Emergency discussions called following remarks
NATO leaders held an emergency discussion at their summit in Brussels on Thursday after U.S. President Donald Trump said he wanted member states to double their budgetary contributions.
The future of Afghanistan had been scheduled to top the agenda, with Afghan President Ashraf Ghani in attendance, before the change of focus.
The current target figure for NATO members' GDP expenditure on defense is 2 percent, but, according to the organization's own figures, of the 29 member states only the U.S. (3.6 percent), Greece (2.2 percent), Estonia (2.14 percent), the UK (2.10 percent) and Poland (2 percent) meet that level.
France spends 1.8 percent and Germany 1.2 percent.
Trump reportedly walked out of the room after making his demand, leaving delegates unsure if it was a serious suggestion or a negotiation tactic. Afterward, White House Press Secretary Sarah Sanders confirmed the 4 percent figure.
NATO's mission in Afghanistan, launched in the aftermath of the Sep 11, 2001, terrorist attack, came to a formal end in 2014 but continues to be a major commitment.
Since control was handed back to NATO-trained Afghan forces, the deposed Taliban regime has made significant gains, and on Thursday it was reported that at least 30 soldiers were killed when Taliban fighters attacked army posts in the northern province of Kunduz.
In September, Trump committed an extra 3,000 troops to the ongoing training mission, called Resolute Support, taking U.S. deployment up to 15,000. British Prime Minister Theresa May has agreed to send an additional 440 troops in noncombat roles.
Professor Christopher Bovis of the University of Hull, who specializes in international business law, said the issue of EU member states' budgetary contributions is part of a bigger picture. "Alliance members have been developing their own military capability and defense industries, which compete directly with the U.S. defense industry."
There is considerable alignment between defense and security procurement frameworks under the EU Common Foreign and Security Policy, which has resulted in the integration of defense industries in the EU, he said.

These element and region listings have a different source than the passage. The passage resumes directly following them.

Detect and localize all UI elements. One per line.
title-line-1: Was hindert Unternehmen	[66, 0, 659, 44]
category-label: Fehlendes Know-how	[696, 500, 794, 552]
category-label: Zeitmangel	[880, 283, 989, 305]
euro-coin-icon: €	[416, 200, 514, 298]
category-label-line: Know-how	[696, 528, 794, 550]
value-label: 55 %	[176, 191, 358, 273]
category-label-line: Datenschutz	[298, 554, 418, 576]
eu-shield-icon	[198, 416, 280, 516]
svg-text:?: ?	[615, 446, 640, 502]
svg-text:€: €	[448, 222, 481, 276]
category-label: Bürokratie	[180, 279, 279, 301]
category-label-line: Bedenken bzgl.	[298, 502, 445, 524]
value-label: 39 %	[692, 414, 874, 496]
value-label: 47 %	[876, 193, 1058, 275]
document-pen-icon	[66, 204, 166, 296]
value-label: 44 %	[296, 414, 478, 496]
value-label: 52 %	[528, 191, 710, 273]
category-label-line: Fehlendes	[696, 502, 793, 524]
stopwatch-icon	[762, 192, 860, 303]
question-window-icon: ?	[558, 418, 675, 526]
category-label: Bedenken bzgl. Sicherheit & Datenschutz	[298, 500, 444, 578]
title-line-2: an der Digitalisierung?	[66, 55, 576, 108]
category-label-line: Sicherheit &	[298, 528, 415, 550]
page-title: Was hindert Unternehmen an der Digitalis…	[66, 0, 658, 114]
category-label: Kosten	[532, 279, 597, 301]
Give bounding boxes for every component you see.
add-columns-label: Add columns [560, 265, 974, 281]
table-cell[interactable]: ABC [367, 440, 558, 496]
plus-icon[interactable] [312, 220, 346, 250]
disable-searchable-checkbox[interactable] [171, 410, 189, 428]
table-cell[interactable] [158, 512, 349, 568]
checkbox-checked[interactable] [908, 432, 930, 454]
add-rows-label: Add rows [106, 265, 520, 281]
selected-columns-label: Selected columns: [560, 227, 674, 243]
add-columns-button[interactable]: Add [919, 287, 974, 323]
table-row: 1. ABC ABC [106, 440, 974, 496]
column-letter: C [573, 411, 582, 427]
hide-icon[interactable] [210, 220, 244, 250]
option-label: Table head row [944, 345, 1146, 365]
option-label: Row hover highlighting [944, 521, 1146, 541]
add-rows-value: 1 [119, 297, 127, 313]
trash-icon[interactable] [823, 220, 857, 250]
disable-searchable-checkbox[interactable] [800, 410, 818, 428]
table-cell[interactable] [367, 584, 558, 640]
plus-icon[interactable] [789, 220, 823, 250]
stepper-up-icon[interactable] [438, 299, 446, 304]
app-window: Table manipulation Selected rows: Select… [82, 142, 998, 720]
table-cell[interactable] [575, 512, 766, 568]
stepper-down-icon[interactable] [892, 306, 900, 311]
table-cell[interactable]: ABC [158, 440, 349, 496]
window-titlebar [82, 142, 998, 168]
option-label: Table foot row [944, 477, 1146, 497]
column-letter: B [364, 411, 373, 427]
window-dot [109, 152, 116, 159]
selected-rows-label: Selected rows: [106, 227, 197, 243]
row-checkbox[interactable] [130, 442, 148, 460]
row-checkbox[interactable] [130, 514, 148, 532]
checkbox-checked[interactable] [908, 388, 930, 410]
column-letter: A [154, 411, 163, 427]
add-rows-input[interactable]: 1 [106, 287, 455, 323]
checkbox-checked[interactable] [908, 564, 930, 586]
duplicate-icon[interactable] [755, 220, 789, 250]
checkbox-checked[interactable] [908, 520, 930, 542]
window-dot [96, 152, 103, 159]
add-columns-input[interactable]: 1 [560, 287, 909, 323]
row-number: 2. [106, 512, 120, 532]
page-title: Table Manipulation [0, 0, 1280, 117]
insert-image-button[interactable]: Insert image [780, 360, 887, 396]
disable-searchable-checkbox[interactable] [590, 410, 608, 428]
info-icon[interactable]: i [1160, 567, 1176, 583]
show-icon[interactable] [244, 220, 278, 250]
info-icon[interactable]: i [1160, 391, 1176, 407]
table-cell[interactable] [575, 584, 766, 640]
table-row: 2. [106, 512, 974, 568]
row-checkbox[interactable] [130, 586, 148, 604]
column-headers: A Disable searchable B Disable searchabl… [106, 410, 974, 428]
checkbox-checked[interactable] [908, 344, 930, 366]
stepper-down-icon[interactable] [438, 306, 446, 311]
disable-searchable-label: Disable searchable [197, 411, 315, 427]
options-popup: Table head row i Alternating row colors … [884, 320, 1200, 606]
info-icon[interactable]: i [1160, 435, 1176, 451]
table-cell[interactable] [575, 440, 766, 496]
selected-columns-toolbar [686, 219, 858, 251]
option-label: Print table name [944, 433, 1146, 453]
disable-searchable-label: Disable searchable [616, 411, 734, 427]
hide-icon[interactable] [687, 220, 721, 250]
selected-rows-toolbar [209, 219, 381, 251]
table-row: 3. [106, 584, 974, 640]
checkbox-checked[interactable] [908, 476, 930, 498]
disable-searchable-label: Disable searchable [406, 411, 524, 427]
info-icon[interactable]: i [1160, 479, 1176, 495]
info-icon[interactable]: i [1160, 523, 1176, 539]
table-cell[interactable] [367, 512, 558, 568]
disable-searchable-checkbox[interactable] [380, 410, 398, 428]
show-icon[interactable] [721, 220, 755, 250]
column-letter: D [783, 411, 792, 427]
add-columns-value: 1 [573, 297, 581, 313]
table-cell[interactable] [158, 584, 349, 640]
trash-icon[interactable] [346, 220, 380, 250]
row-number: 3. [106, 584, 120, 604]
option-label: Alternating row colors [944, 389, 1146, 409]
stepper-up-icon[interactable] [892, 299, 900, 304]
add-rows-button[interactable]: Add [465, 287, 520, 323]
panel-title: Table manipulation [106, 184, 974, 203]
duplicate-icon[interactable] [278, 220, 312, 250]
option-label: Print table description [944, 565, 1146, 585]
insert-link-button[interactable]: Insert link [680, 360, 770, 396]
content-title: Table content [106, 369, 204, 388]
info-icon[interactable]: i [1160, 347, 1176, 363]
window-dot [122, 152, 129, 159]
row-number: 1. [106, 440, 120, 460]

"This has inevitably changed European governments' policies and practices when it comes to NATO and the required expenditure."
Francois Godement, director of the European Council on Foreign Relations' Asia and China program, said: "Appeasement of Trump's bullying is not the right strategy."
"It seems clear at this point that Trump does not want to solve the burden-sharing problem. On the contrary, he wants to use Europeans' collective sense of guilt over their lack of spending, as well as the European fear of American abandonment, to gain concessions on what really matters to him: reducing the American trade deficit."
Godement has observed a fair degree of effort to respond to Trump's critiques, as European defense spending is creeping up.